ADAC: Prüfverfahren beim Systemcheck von BMW-Motorrädern entscheidend
11.07.2005
Herausgeber: netzeitung.de
Dass dieser Todesfall in einem ursächlichen Zusammenhang mit einer Funktionsstörung des Integral ABS steht, könne nicht gesagt werden. Wie der Oberstaatsanwalt hinzufügte, hätte man die Polizei beauftragt, die Unfallakten herauszusuchen, um diesen Fall genau prüfen zu können. Dabei will man der Frage nachgehen, «ob es sich um ein Versagen der Bremsen oder um einen Fahrfehler gehandelt habe. Von der Beantwortung dieser Fragen sind wir noch ein ganzes Stück entfernt, klar ist noch nichts.» Die Staatsanwaltschaft München führt aufgrund einer Strafanzeige gegen BMW ein Ermittlungsverfahren wegen Gefährdung des Straßenverkehrs.
Aber nicht nur das: Nachdem BMW am Freitag angekündigt hatte, 260.000 Motorräder einem Systemcheck der Bremsanlage zu unterziehen, ist der ADAC an dem Testverfahren interessiert. «Zunächst einmal begrüßen wir, dass BMW seinen Kunden diesen Systemcheck anbietet.
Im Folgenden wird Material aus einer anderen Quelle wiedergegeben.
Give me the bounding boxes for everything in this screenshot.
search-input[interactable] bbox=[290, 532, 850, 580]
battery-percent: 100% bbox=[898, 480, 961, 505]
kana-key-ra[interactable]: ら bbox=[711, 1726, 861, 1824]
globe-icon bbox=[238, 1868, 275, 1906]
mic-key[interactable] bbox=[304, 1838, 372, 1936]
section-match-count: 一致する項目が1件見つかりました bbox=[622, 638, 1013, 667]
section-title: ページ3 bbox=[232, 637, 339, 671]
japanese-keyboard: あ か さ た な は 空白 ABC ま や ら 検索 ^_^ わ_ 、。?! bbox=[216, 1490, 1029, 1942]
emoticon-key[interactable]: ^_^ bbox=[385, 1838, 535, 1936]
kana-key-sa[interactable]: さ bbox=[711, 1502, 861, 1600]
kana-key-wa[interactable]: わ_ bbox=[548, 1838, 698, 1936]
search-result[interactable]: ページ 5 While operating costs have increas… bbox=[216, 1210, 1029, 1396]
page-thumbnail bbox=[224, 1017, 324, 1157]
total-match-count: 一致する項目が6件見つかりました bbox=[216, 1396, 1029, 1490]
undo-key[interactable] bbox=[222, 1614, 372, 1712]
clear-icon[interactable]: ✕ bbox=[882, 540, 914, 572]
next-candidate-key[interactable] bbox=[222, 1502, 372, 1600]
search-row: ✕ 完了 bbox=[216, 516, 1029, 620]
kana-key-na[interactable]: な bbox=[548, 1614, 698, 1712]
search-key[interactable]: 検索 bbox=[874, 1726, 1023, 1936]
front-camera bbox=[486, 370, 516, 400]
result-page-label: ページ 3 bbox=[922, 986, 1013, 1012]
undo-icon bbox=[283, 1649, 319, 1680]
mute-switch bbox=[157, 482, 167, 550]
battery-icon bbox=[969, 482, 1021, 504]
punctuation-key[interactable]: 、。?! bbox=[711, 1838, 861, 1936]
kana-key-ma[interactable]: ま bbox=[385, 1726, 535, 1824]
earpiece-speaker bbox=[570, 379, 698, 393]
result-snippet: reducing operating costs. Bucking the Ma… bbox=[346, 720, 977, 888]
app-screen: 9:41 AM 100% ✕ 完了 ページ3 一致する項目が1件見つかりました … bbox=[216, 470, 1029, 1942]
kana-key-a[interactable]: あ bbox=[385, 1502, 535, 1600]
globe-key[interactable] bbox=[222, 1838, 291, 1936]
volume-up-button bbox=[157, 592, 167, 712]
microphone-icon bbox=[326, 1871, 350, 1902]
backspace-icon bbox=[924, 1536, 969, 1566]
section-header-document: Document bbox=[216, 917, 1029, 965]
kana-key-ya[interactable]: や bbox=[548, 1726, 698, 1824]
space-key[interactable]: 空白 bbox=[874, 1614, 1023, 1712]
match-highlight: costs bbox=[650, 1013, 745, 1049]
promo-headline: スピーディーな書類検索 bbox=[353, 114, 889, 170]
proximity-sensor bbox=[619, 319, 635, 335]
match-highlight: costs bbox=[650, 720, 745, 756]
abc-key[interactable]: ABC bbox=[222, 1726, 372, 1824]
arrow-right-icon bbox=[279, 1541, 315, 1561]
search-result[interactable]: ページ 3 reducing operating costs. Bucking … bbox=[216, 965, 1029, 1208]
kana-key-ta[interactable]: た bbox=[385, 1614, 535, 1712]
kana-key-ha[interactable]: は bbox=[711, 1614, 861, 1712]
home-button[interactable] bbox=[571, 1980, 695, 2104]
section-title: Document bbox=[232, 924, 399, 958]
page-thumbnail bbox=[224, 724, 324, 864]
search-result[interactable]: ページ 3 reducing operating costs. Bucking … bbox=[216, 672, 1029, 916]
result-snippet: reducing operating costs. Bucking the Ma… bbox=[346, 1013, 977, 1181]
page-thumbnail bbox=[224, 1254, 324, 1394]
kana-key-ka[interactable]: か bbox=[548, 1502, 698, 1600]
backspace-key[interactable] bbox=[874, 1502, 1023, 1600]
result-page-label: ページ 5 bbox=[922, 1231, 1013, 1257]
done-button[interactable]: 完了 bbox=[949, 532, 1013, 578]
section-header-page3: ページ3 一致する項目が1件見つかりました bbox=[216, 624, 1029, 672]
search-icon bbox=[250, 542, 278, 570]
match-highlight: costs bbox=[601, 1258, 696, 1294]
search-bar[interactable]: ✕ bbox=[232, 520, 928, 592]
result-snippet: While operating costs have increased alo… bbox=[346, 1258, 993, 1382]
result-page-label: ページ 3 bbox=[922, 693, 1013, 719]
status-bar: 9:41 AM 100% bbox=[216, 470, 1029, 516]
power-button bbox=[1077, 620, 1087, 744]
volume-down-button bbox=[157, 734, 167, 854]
Doch wir wollen nun wissen, welches Prüfverfahren dazu verwendet wird. Ein solches Verfahren macht nur dann Sinn, wenn dadurch eine Differenzierung erfolgen kann. Das heißt. Welche Bauteile weisen Mängel auf und müssen ausgetauscht werden, damit das System zu 100 Prozent funktioniert», sagte Müller.
Wie Müller sagte, hätten 99,9 Prozent der Fahrer eines BMW-Motorrades mit Integral ABS keine Probleme, doch bei einer derart wichtigen Einheit wie den Bremsen darf es keine Ausfälle geben. Die Verunsicherung, die man nicht nur bei den ADAC-Mitgliedern feststelle, sei immens, fügte Müller hinzu. «Wenn dieser Systemcheck dazu beiträgt, die ursächlichen Bauteile, die zu den Funktionsstörungen führen, zu finden, dann ist dies ganz in unserem Sinne», so Müller.